There is, for example:

  • swap being activated
  • a reserve space of the first partition for swap devices (upon pool creation)
  • a reserve space of the first partition for swap devices (upon resilvering a new drive)

While swap has been “disabled” recently (bullet-point #1), there might still be a discrepancy between pool creation (bullet-point #2) and drive resilver (bullet-point #3).

For all we know, the different partitioning schema between a newly created pool and a newly added (resilvered) drive might have been overlooked for 24.04.2.x.

Nothing, nada, zilch.

But top shows I have some:

top - 10:52:57 up 20:40, 1 user, load average: 1.85, 1.25, 0.67
Tasks: 458 total, 1 running, 457 sleeping, 0 stopped, 0 zombie
%Cpu(s): 2.8 us, 1.0 sy, 0.0 ni, 94.4 id, 1.3 wa, 0.0 hi, 0.0 si, 0.4 st
MiB Mem : 11948.5 total, 3691.5 free, 7963.1 used, 583.1 buff/cache
MiB Swap: 0.0 total, 0.0 free, 0.0 used. 3985.4 avail Mem

Cheers.

The layout of top is misleading. That last column is not “available swap”. You’ll notice there’s a “period” instead of a “comma” right before that field.

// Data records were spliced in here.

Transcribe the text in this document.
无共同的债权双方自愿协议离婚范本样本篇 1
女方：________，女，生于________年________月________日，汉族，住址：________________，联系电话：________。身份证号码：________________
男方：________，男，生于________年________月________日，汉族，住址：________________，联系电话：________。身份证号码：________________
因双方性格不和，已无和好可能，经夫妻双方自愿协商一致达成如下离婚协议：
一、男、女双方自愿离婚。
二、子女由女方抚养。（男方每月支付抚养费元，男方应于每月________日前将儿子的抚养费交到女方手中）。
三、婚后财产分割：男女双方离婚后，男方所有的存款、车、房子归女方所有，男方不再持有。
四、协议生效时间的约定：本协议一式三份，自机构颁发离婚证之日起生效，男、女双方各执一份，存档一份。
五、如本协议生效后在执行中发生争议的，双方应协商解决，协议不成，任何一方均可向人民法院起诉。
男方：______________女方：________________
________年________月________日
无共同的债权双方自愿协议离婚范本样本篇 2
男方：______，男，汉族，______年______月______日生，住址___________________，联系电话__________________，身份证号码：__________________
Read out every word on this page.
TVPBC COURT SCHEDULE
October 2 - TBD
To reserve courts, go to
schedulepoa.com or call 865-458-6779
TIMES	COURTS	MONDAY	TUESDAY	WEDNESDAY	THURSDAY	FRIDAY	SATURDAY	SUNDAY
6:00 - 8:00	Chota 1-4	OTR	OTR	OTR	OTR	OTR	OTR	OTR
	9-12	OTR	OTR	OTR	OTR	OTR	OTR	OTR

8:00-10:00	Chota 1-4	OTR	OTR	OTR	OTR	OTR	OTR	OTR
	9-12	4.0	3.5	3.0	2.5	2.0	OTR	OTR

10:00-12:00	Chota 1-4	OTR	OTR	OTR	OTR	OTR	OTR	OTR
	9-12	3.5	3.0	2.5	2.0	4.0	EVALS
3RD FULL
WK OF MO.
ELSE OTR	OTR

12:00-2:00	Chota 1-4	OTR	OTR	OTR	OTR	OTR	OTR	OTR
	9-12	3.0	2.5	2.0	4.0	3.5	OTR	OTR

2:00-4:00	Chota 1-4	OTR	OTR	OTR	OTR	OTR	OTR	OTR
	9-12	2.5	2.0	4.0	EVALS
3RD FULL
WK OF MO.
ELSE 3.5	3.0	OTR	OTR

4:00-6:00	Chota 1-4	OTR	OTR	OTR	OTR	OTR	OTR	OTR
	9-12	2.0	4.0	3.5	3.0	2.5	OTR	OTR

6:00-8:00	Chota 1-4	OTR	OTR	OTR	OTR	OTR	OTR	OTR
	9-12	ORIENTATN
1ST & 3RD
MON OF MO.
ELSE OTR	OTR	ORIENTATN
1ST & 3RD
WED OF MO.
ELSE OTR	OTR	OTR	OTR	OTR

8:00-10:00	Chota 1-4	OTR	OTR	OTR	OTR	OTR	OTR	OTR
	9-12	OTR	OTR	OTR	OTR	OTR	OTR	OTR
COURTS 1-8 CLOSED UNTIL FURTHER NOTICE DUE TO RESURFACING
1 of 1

The only fields specific to swap are:

MiB Swap: 0.0 total, 0.0 free, 0.0 used.

Ha, you;d think after all these years I’d know that. Duhhhh.

So I guess in the end I’ve nothing to worry about, as the /dev/sd[a → f]1 partitions are swap space, but not being used.

Thanks for being patient with me.

You do indeed–I was using FreeNAS long before NS.